Under Illinois law, Trybus' behavior pretty clearly qualified as disorderly conduct, which includes "any act" performed "in such unreasonable manner as to alarm or disturb another and to provoke a breach of the peace." His actions may also have amounted to assault, a charge that applies to anyone who "without lawful authority…knowingly engages in conduct which places another in reasonable apprehension of receiving a battery."

Trybus' lawyer, David Goldman, questioned whether Irizarry was "reasonably in fear of receiving a battery," noting that he never touched her and that she remained calm throughout the episode. But in these circumstances, it would not be unreasonable for an unaccompanied woman to fear that the angry, intoxicated man who repeatedly rebuked her and refused to leave her alone might be capable of violence.
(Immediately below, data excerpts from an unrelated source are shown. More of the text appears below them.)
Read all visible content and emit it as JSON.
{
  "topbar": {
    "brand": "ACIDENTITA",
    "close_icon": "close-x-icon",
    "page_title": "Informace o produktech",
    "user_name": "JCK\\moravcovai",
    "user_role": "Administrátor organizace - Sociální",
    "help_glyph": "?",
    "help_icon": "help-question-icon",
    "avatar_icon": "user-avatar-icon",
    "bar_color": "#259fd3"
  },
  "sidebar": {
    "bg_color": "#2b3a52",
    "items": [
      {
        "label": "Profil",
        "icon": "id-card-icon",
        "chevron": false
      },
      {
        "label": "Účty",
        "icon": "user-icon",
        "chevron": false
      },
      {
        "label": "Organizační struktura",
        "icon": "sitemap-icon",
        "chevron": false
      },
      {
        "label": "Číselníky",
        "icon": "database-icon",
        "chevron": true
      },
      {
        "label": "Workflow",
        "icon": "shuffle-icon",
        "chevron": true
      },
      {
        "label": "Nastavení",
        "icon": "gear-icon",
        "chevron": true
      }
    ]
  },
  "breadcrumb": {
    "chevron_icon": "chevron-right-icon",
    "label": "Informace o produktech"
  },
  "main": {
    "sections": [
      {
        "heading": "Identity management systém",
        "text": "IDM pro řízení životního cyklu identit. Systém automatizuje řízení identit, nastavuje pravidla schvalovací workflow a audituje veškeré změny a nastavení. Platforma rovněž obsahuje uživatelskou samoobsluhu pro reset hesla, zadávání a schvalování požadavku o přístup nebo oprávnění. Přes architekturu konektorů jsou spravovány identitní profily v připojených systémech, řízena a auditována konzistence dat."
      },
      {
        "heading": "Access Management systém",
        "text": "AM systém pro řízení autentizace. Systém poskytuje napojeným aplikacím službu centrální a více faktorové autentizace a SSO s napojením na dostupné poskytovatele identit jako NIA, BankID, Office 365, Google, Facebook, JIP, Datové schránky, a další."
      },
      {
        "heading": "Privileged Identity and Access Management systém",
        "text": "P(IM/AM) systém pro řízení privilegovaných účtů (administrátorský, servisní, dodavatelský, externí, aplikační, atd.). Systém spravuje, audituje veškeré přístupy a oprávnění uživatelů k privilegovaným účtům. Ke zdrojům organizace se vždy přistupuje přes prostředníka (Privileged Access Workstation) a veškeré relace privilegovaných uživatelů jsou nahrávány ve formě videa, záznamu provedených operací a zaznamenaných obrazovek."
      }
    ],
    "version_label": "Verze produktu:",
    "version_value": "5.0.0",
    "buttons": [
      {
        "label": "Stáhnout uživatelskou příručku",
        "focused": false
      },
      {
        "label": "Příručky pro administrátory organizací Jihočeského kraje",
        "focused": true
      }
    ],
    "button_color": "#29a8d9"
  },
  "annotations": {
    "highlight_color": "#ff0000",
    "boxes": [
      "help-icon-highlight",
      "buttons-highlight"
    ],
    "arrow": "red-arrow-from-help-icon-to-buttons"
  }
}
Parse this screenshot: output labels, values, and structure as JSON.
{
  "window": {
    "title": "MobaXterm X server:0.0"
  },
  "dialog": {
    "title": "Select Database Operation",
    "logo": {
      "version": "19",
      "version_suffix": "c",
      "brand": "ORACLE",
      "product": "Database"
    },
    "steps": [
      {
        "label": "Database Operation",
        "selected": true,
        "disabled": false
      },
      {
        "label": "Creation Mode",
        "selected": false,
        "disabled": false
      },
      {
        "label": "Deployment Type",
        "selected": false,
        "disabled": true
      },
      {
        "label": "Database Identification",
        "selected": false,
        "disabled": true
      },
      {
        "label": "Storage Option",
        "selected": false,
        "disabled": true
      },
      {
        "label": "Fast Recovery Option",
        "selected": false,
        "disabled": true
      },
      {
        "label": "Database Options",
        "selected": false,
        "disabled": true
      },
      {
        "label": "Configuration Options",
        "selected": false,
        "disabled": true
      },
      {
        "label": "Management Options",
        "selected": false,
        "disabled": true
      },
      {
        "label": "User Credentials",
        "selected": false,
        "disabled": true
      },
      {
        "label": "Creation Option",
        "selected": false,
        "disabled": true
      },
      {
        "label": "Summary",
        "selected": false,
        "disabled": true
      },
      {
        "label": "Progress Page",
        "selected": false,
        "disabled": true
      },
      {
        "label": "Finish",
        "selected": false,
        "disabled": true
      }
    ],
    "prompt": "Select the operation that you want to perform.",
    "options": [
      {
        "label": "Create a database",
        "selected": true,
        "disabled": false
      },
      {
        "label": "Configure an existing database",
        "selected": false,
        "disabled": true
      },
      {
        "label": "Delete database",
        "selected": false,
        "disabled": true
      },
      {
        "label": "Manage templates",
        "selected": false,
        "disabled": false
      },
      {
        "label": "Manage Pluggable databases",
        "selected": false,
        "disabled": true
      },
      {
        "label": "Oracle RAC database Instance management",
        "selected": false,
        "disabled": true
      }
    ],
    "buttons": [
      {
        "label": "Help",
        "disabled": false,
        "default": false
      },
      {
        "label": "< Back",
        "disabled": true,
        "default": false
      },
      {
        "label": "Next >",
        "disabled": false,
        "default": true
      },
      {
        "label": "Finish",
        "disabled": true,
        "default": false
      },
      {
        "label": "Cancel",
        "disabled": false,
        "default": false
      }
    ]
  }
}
Either way, both of these offenses are misdemeanors. What made them felonies was the Illinois hate crime law, which applies "when, by reason of the actual or perceived race, color, creed, religion, ancestry, gender, sexual orientation, physical or mental disability, or national origin of another individual or group of individuals," someone commits any of several offenses, including assault and disorderly conduct. A hate crime is a Class 4 felony, punishable by up to three years in prison, for a first offense and a Class 3 felony, punishable by two to five years in prison, for a second offense if it is committed in "a public park."

To put it another way, the maximum sentence for Trybus' offenses is 60 times as long as it would have been if prosecutors had not invoked the hate crime statute. And that staggering multiplier applies purely because the object of his ire was the Puerto Rican flag on Irizarry's shirt, suggesting that he targeted her because of her race, color, or ancestry. Trybus could spend an extra 59 months behind bars for no reason other than the content of his beliefs, as opposed to the manner in which he expressed them. That clearly amounts to punishing him for his opinions, which is not something the government should be doing in a society that claims to respect freedom of conscience and freedom of speech.